The bondholders suffered significant losses as a result of the bankruptcy. The bondholders could, however, still seek to recover their losses from RJA on a theory that the offering memoranda contained false or misleading statements.
Instead of suing RJA directly, however, the bondholders assigned their claims against RJA to the liquidating trust. The liquidating trustee then sued RJA, alleging violations of securities laws. RJA responded by filing a counterclaim against the liquidating trustee asserting recoupment and setoff based on LPA’s contractual indemnification obligation to RJA.

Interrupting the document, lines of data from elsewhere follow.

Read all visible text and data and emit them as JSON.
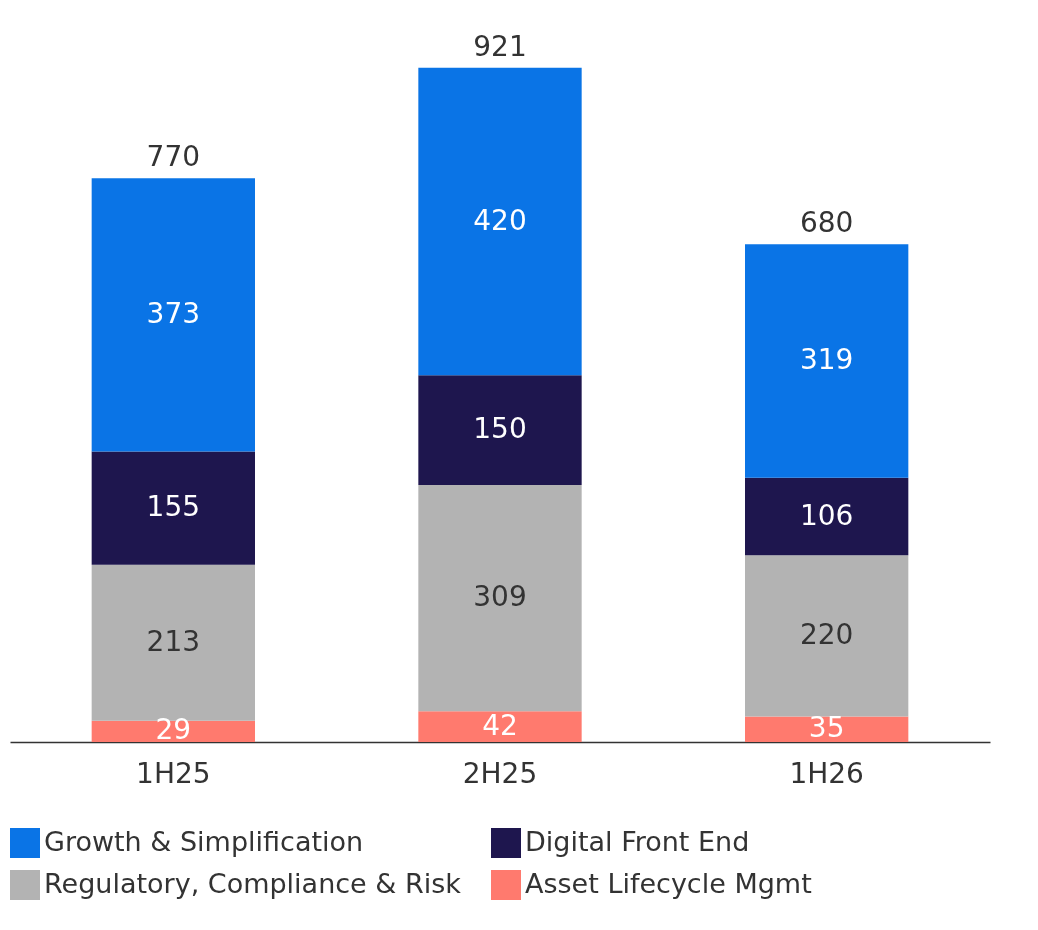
{
  "chart_data": {
    "type": "bar",
    "stacked": true,
    "categories": [
      "1H25",
      "2H25",
      "1H26"
    ],
    "series": [
      {
        "name": "Asset Lifecycle Mgmt",
        "color": "#ff7a6e",
        "values": [
          29,
          42,
          35
        ]
      },
      {
        "name": "Regulatory, Compliance & Risk",
        "color": "#b3b3b3",
        "values": [
          213,
          309,
          220
        ]
      },
      {
        "name": "Digital Front End",
        "color": "#1e164e",
        "values": [
          155,
          150,
          106
        ]
      },
      {
        "name": "Growth & Simplification",
        "color": "#0a74e6",
        "values": [
          373,
          420,
          319
        ]
      }
    ],
    "totals": [
      "770",
      "921",
      "680"
    ],
    "data_labels": true,
    "legend": "bottom"
  }
}
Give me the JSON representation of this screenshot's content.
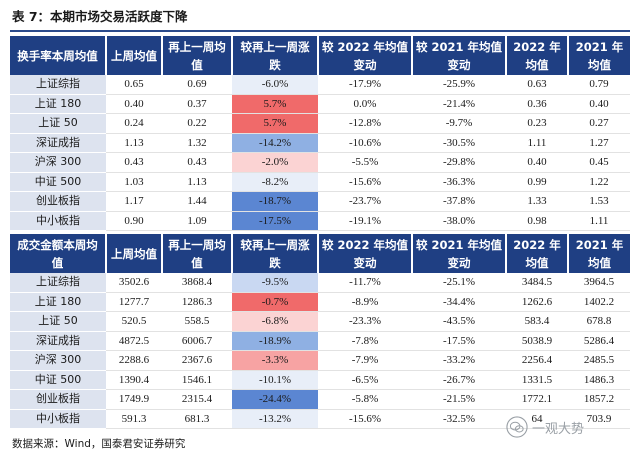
{
  "title": "表 7：本期市场交易活跃度下降",
  "colors": {
    "header_bg": "#1f3f83",
    "name_col_bg": "#dde3ef",
    "red_strong": "#f06a6a",
    "red_mid": "#f7a3a3",
    "red_light": "#fbd3d3",
    "blue_strong": "#5b86d2",
    "blue_mid": "#8fb0e3",
    "blue_light": "#c9d8f2",
    "blue_pale": "#e8eef8"
  },
  "turnover_table": {
    "headers": [
      "换手率本周均值",
      "上周均值",
      "再上一周均值",
      "较再上一周涨跌",
      "较 2022 年均值变动",
      "较 2021 年均值变动",
      "2022 年均值",
      "2021 年均值"
    ],
    "rows": [
      [
        "上证综指",
        "0.65",
        "0.69",
        "-6.0%",
        "-17.9%",
        "-25.9%",
        "0.63",
        "0.79"
      ],
      [
        "上证 180",
        "0.40",
        "0.37",
        "5.7%",
        "0.0%",
        "-21.4%",
        "0.36",
        "0.40"
      ],
      [
        "上证 50",
        "0.24",
        "0.22",
        "5.7%",
        "-12.8%",
        "-9.7%",
        "0.23",
        "0.27"
      ],
      [
        "深证成指",
        "1.13",
        "1.32",
        "-14.2%",
        "-10.6%",
        "-30.5%",
        "1.11",
        "1.27"
      ],
      [
        "沪深 300",
        "0.43",
        "0.43",
        "-2.0%",
        "-5.5%",
        "-29.8%",
        "0.40",
        "0.45"
      ],
      [
        "中证 500",
        "1.03",
        "1.13",
        "-8.2%",
        "-15.6%",
        "-36.3%",
        "0.99",
        "1.22"
      ],
      [
        "创业板指",
        "1.17",
        "1.44",
        "-18.7%",
        "-23.7%",
        "-37.8%",
        "1.33",
        "1.53"
      ],
      [
        "中小板指",
        "0.90",
        "1.09",
        "-17.5%",
        "-19.1%",
        "-38.0%",
        "0.98",
        "1.11"
      ]
    ],
    "change_tone": [
      "blue_pale",
      "red_strong",
      "red_strong",
      "blue_mid",
      "red_light",
      "blue_pale",
      "blue_strong",
      "blue_strong"
    ]
  },
  "volume_table": {
    "headers": [
      "成交金额本周均值",
      "上周均值",
      "再上一周均值",
      "较再上一周涨跌",
      "较 2022 年均值变动",
      "较 2021 年均值变动",
      "2022 年均值",
      "2021 年均值"
    ],
    "rows": [
      [
        "上证综指",
        "3502.6",
        "3868.4",
        "-9.5%",
        "-11.7%",
        "-25.1%",
        "3484.5",
        "3964.5"
      ],
      [
        "上证 180",
        "1277.7",
        "1286.3",
        "-0.7%",
        "-8.9%",
        "-34.4%",
        "1262.6",
        "1402.2"
      ],
      [
        "上证 50",
        "520.5",
        "558.5",
        "-6.8%",
        "-23.3%",
        "-43.5%",
        "583.4",
        "678.8"
      ],
      [
        "深证成指",
        "4872.5",
        "6006.7",
        "-18.9%",
        "-7.8%",
        "-17.5%",
        "5038.9",
        "5286.4"
      ],
      [
        "沪深 300",
        "2288.6",
        "2367.6",
        "-3.3%",
        "-7.9%",
        "-33.2%",
        "2256.4",
        "2485.5"
      ],
      [
        "中证 500",
        "1390.4",
        "1546.1",
        "-10.1%",
        "-6.5%",
        "-26.7%",
        "1331.5",
        "1486.3"
      ],
      [
        "创业板指",
        "1749.9",
        "2315.4",
        "-24.4%",
        "-5.8%",
        "-21.5%",
        "1772.1",
        "1857.2"
      ],
      [
        "中小板指",
        "591.3",
        "681.3",
        "-13.2%",
        "-15.6%",
        "-32.5%",
        "64",
        "703.9"
      ]
    ],
    "change_tone": [
      "blue_light",
      "red_strong",
      "red_light",
      "blue_mid",
      "red_mid",
      "blue_pale",
      "blue_strong",
      "blue_pale"
    ]
  },
  "source": "数据来源：Wind，国泰君安证券研究",
  "watermark": {
    "text": "一观大势",
    "icon": "wechat-logo-icon"
  }
}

In response, the liquidation trustee filed an action in bankruptcy court asking for a declaratory judgment that (1) the confirmed plan specifically enjoined RJA’s assertion of setoff and recoupment; and (2) in any event, the liquidating trustee only assumed LAP’s assets, but not its liabilities/obligations. The bankruptcy and district courts both sided with the liquidating trustee, and RJA appealed to the Fifth Circuit.
Confirmed Plan Was Binding on RJA Because It Had Actual Knowledge of the Bankruptcy Proceeding
The first question the Fifth Circuit considered was whether RJA was bound by the terms of the confirmed plan, even though RJA was not scheduled as a creditor and was never provided formal notice of the bankruptcy case. The court held that it did.
The court first acknowledged that creditors who are not listed on the debtor’s schedule of creditors are generally not bound by a confirmed plan. However, the court cited an important caveat: “If an interested party has notice or actual knowledge of the bankruptcy, that party must “come forward and protect their enhanced rights or else lose their rights through the sweeping discharge of Chapter 11” (see Raymond James & Associates Inc. v. Jalbert (In re German Pellets Louisiana LLC), 23-30040, 2024 WL 339101, AT *4 (5th Cir. Jan. 30, 2024) (quotations, citations, and alterations omitted)).
Here, since RJA had actual knowledge of LAP’s bankruptcy case, it had to protect its interests in the case and was bound by the confirmed plan.
Most importantly, the confirmed plan had an injunction provision that permanently enjoined “all persons who have held, currently hold or may hold a debt” from “asserting any setoff, right of subrogation, surcharge, or recoupment of any kind against any obligation due the Debtors, the Reorganized Debtors, the Purchaser, their successors, heirs, executors, administrators, or assigns or their respective properties.” Based on this injunction, RJA could not use its indemnification claims as a setoff or recoupment against the claims asserted by the liquidating trustee.
Notably, the Fifth Circuit doubled down on its holding and reasoned that even if RJA’s setoff or recoupment claims survived, the liquidating trust would not be the proper party against which to seek indemnity. This followed a well-established rule that when bankruptcy plans create liquidating trusts, only the debtor’s assets are transferred to the trust, and the trust is a separate entity from the debtor and its bankruptcy estate.
Conclusion
Creditors need to be vigilant to protect their claims and defenses in bankruptcy, even if those claims are contingent upon some future event. In re German Pellets Louisiana LLC is a reminder of this simple truth: Parties with potential interests at stake in a bankruptcy case should not just sit on the sidelines.